Yesterday while on the bus, the gusty winds swung the whole vehicle from side to side - it was quite scary, really. Lately I've been quite unsettled and unsure about some things, and my bookmark that I was quite sure was randomly placed, brought me to Psalm 13 in the bible.

How Long, O LORD?
To the choirmaster. A Psalm of David.
1How long, O LORD? Will you forget me forever?
How long will you hide your face from me?
2How long must I take counsel in my soul
and have sorrow in my heart all the day?
How long shall my enemy be exalted over me?

3Consider and answer me, O LORD my God;
light up my eyes, lest I sleep the sleep of death,
4 lest my enemy say, "I have prevailed over him,"
lest my foes rejoice because I am shaken.

5But I have trusted in your steadfast love;
my heart shall rejoice in your salvation.
6I will sing to the LORD,
because he has dealt bountifully with me.


Euge has been telling us to do this thing for ages: pondering on the words the psalmist uses, why they use that word, where else in the bible it's used...

Trying that yesterday, it takes a long time to ponder over a single psalm - I can see how someone could be thinking about this for a whole day, or even a whole week!

What does the word steadfast mean? Why does David trust so much in this steadfast love? Should we be trusting in it? What does it mean to be trusting in it? Why does he use the word steadfast and not anything else, for surely God's love is not just steadfast? Is God the only place/one we can find steadfast love in?

Why does David rejoice? Why does it find joy, when the rest of his psalm is in such a longing tone?
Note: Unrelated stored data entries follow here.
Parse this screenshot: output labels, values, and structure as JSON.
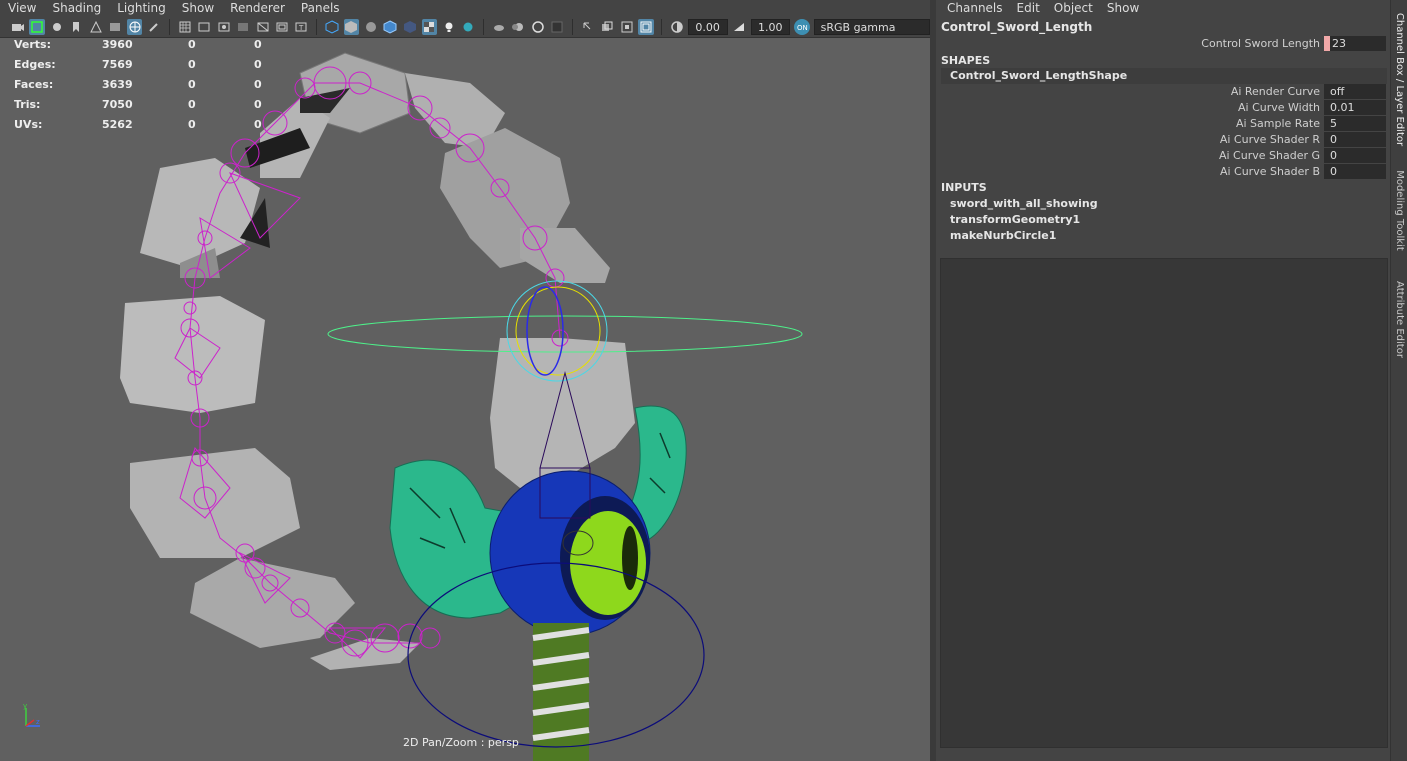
{
  "viewport": {
    "menus": [
      "View",
      "Shading",
      "Lighting",
      "Show",
      "Renderer",
      "Panels"
    ],
    "toolbar": {
      "exposure_value": "0.00",
      "gamma_value": "1.00",
      "colorspace_label": "sRGB gamma"
    },
    "hud": {
      "rows": [
        {
          "label": "Verts:",
          "v1": "3960",
          "v2": "0",
          "v3": "0"
        },
        {
          "label": "Edges:",
          "v1": "7569",
          "v2": "0",
          "v3": "0"
        },
        {
          "label": "Faces:",
          "v1": "3639",
          "v2": "0",
          "v3": "0"
        },
        {
          "label": "Tris:",
          "v1": "7050",
          "v2": "0",
          "v3": "0"
        },
        {
          "label": "UVs:",
          "v1": "5262",
          "v2": "0",
          "v3": "0"
        }
      ]
    },
    "camera_label": "2D Pan/Zoom : persp",
    "axis_labels": {
      "y": "y",
      "z": "z"
    }
  },
  "channel_box": {
    "menus": [
      "Channels",
      "Edit",
      "Object",
      "Show"
    ],
    "object_name": "Control_Sword_Length",
    "main_attr": {
      "label": "Control Sword Length",
      "value": "23"
    },
    "shapes_header": "SHAPES",
    "shape_name": "Control_Sword_LengthShape",
    "shape_attrs": [
      {
        "label": "Ai Render Curve",
        "value": "off"
      },
      {
        "label": "Ai Curve Width",
        "value": "0.01"
      },
      {
        "label": "Ai Sample Rate",
        "value": "5"
      },
      {
        "label": "Ai Curve Shader R",
        "value": "0"
      },
      {
        "label": "Ai Curve Shader G",
        "value": "0"
      },
      {
        "label": "Ai Curve Shader B",
        "value": "0"
      }
    ],
    "inputs_header": "INPUTS",
    "inputs": [
      "sword_with_all_showing",
      "transformGeometry1",
      "makeNurbCircle1"
    ]
  },
  "side_tabs": [
    "Channel Box / Layer Editor",
    "Modeling Toolkit",
    "Attribute Editor"
  ],
  "colors": {
    "viewport_bg": "#606060",
    "joint_magenta": "#cc22cc",
    "fin_teal": "#2bb88c",
    "ring_blue": "#1637b8",
    "eye_green": "#8ed81c",
    "key_pink": "#f1a8a8",
    "active_tool_blue": "#5285a6"
  }
}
What does it mean for us to be rejoicing even when we're asking God for answers?

What is the salvation that David speaks of? If the salvation as we know it comes from Jesus, is David referring to Jesus, the one who was promised by God? Or is it another type of salvation, such as from war?

Because. It's a big word. BECAUSE of what He's done already, I'll sing to him - David doesn't say, I'll sing to him so He'll deal with me bountifully... and what does bountifully mean anyway?


Hmm...

Praise God also for Credo mission on campus :) I liked John Smuts' talk on 'If I were God I'd end the Suffering' especially, and the Muslim & Christian debate was especially eye opening -I realise that I have a lot of reading up to do. Be sure to check out the video/audio recordings on the Credo website!

.. and then there's reading for the Constitutional law essay.